Je m’offris le luxe de pousser un soupir et retournai à l’intérieur pour appeler un dépanneur. Je téléphonai de la cabine publique de l’entrée, furieuse de constater que ma main tremblait en cherchant une pièce dans le fond de mon sac. Ce n’est rien qu’un pneu crevé, me dis-je. Pas de quoi en faire un drame. Ce n’est qu’une voiture, après tout… une vieille bagnole.
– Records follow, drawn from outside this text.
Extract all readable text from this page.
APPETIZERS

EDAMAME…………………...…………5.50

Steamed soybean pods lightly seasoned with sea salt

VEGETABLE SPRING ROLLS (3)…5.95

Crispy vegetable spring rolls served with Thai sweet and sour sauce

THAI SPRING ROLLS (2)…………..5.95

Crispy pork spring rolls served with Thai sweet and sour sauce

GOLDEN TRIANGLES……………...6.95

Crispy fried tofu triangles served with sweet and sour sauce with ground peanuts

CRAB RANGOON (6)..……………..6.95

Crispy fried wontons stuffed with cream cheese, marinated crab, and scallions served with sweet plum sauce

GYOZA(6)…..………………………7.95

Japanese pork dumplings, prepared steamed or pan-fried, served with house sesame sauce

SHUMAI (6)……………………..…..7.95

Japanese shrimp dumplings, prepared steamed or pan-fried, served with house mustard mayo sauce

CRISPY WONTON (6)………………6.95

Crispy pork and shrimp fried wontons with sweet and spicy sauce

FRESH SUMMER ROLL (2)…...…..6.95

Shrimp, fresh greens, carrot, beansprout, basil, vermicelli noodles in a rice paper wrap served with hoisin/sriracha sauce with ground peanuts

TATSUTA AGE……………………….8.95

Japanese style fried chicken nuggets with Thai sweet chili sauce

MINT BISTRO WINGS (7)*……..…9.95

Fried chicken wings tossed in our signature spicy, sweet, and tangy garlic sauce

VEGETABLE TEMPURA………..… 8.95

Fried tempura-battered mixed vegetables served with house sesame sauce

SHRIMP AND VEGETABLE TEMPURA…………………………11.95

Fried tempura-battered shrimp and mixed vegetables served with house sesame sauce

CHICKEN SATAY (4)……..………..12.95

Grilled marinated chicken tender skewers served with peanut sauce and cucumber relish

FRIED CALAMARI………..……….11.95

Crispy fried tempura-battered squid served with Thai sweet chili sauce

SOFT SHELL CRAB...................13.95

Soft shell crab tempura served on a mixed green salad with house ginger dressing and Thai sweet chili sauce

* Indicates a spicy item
Je téléphonai à mon père pour qu’il vienne récupérer mamie Mazur, et tandis que j’attendais qu’on change mon pneu, j’essayais d’imaginer Kenny se faufilant à l’intérieur du salon funéraire pour y laisser son petit mot. Il eût été très facile pour lui d’entrer et de sortir ni vu ni connu par la porte de service. Trancher un doigt eût été bien plus difficile. Cela lui aurait pris du temps.

8

La porte de service de chez Stiva s’ouvrait sur un petit couloir qui menait au hall d’entrée et desservait la cuisine, le bureau de Constantin et l’escalier de la cave. Un petit vestibule fermé par une double porte vitrée, et situé entre le bureau et l’accès au sous-sol, donnait sur l’allée goudronnée qui menait aux garages au fond de la cour. C’était par cette porte qu’on faisait rouler les défunts vers leur dernière demeure.

Deux ans auparavant, Constantin avait loué les services d’un décorateur d’intérieur dans le but de redonner un coup de jeune à l’endroit. Ledit décorateur avait choisi une dominante de mauve et de vert, et agrémenté les murs de paysages champêtres. Les sols étaient recouverts de moquettes plus qu’épaisses. Rien ne grinçait jamais. Le bâtiment avait été conçu de façon à maintenir le bruit à un niveau minimal, et Kenny pouvait fureter à droite et à gauche sans être entendu.